Extract text from various document formats without any AI provider:

```python
from docuglean import (
    parse_docx,
    parse_pptx,
    parse_spreadsheet,
    parse_pdf,
    parse_csv,
    parse_document_local
)

# Parse DOCX files (returns HTML, Markdown, and raw text)
result = await parse_docx("./document.docx")
print(result["html"])      # HTML output
print(result["markdown"])  # Markdown output
print(result["raw_text"])  # Plain text
print(result["text"])      # Same as markdown

# Parse PPTX files
result = await parse_pptx("./presentation.pptx")
print(result["text"])

# Parse spreadsheets (XLSX, XLS)
result = await parse_spreadsheet("./data.xlsx")
print(result["text"])

# Parse CSV/TSV files
result = await parse_csv("./data.csv")
print(result["text"])
print(result["rows"])      # List of row dictionaries
print(result["columns"])   # List of column names

# Parse PDF files
result = await parse_pdf("./document.pdf")
print(result["text"])

# Auto-detect format and parse
result = await parse_document_local("./document.docx")
print(result["text"])
```

### Supported Document Formats

- **Word Documents**: DOC, DOCX
- **Presentations**: PPT, PPTX
- **Spreadsheets**: XLSX, XLS
- **Delimited Files**: CSV, TSV
- **PDFs**: PDF

All parsers return dictionaries with extracted content.
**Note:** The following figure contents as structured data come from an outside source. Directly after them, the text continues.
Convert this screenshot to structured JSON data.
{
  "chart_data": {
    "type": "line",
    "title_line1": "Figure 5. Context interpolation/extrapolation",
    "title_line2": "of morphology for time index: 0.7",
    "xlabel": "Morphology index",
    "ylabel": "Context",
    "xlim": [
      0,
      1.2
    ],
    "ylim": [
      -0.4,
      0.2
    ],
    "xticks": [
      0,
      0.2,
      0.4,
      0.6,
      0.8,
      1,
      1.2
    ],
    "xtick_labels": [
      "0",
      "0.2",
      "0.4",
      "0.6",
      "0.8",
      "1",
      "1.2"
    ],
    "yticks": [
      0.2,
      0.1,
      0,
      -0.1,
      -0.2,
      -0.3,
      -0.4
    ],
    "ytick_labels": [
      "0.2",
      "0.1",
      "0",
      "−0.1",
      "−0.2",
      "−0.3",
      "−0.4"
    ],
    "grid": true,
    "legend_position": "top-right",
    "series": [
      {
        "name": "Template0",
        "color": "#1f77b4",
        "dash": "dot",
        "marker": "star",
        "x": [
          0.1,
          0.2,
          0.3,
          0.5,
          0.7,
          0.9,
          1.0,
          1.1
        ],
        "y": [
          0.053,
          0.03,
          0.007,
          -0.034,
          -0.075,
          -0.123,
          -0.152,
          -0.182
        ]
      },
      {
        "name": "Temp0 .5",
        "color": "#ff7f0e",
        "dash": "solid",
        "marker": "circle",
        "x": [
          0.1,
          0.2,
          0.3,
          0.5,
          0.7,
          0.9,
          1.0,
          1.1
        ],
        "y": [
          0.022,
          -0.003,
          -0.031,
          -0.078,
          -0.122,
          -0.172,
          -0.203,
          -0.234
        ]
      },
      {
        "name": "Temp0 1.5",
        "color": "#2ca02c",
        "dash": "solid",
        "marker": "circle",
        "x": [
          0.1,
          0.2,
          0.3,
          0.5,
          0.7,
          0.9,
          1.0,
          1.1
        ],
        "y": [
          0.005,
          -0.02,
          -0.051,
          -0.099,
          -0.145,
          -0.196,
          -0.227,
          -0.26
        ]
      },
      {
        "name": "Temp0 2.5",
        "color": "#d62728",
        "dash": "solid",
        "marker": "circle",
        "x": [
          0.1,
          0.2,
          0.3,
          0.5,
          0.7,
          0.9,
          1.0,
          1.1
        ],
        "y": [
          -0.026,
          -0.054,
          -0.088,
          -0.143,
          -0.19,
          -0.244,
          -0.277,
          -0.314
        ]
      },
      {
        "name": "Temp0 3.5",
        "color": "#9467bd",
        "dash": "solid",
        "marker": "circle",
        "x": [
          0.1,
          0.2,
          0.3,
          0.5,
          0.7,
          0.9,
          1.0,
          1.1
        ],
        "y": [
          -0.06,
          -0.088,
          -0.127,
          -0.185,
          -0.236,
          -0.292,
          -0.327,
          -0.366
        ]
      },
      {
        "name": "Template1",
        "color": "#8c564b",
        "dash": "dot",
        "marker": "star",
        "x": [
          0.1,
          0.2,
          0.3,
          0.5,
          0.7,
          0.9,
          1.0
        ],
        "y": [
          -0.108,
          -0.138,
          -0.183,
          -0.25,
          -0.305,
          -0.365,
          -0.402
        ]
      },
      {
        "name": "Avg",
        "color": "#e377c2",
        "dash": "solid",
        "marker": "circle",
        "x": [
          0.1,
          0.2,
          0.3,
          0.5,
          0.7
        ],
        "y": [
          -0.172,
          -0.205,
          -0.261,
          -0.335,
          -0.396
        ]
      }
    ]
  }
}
The specific keys depend on the format:
- DOCX: `html`, `markdown`, `raw_text`, `text`
- PPTX/XLSX/PDF: `text`
- CSV/TSV: `text`, `rows`, `columns`

## Development

### Setup

```bash
# Install with UV
uv sync
```

### Testing

```bash
# Run all tests
uv run pytest tests/ -v

# Run specific test files
uv run pytest tests/test_basic.py -v                    # Basic tests only
uv run pytest tests/test_ocr.py tests/test_extract.py -v  # Mistral tests (requires MISTRAL_API_KEY)
uv run pytest tests/test_openai.py -v                   # OpenAI tests (requires OPENAI_API_KEY)

# Run with output (shows print statements)
uv run pytest tests/ -v -s

# Run specific test function
uv run pytest tests/test_openai.py::test_openai_extract_unstructured_pdf -v -s

# Set API keys for real testing
export MISTRAL_API_KEY=your_mistral_key_here
export OPENAI_API_KEY=your_openai_key_here
export GEMINI_API_KEY=your_gemini_key_here
uv run pytest tests/ -v -s
```

### Code Quality

```bash
# Run linting and type checking
uv run ruff check src/ tests/

# Fix linting issues automatically
uv run ruff check src/ tests/ --fix

# Format code
uv run ruff format src/ tests/
```

## License

Apache 2.0 - see the [LICENSE](LICENSE) file for details.